The total power supply capacity (TSC) represents the maximum total power supply capacity of the distribution network under the “N−1” safety criterion. The available power supply capacity (ASC) is the difference between the maximum power supply capacity and the existing load, which can better reflect the changes in the actual power supply capacity after the reconstruction of distribution network. According to the results in the
Table 6, before reconstruction, the maximum total power supply capacity of the distribution network was 123.08 MW, and the maximum available power supply capacity was 40.34 MW. After the reconstruction, the total power supply capacity increased by 9.88 MW to 132.96 MW, and the maximum available power supply capacity increased by 9.89 MW to 50.23 MW. This means that more loads can be satisfied, improving the reliability and availability of the distribution network.

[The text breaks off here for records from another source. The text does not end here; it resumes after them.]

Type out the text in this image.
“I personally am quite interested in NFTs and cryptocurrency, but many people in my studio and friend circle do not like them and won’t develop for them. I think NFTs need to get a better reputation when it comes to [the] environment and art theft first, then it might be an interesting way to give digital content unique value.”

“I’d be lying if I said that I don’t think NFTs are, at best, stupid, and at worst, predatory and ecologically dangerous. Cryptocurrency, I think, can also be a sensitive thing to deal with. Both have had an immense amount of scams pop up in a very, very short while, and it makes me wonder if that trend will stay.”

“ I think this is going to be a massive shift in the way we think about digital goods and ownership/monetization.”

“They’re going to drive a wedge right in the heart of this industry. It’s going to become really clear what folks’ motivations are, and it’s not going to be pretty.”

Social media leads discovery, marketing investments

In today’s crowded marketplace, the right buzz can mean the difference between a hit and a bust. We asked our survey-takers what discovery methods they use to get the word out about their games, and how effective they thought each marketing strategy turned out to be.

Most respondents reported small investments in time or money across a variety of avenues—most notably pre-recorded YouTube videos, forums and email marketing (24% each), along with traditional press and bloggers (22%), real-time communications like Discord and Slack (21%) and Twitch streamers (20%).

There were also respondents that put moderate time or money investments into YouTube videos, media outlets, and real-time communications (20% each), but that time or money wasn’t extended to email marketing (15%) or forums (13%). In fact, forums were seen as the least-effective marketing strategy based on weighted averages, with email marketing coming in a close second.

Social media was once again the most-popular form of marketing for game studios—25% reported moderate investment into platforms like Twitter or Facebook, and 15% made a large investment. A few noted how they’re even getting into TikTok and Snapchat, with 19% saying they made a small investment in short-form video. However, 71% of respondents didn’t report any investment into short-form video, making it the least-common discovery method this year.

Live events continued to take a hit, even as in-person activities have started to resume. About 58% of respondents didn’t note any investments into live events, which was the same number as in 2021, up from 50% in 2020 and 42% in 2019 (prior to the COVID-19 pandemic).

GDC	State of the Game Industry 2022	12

Without considering the reconfiguration of the distribution network, connecting to DGs can improve the power supply capacity of the system. When DGs are connected to the reconstructed system, the available power supply capacity will be further improved on the original basis. However, the objective function in the fault reconstruction model proposed in the literature only considers the maximization of power supply capacity and does not fully utilize the support capacity of DGs, leaving room for further optimization. In contrast, the emergency power supply recovery strategy proposed in this paper for distribution network fully considers the priority of critical loads, and deeply explores and utilizes the active support ability of microgrids, which can achieve higher efficiency and be more suitable for the actual power supply of modern distribution networks.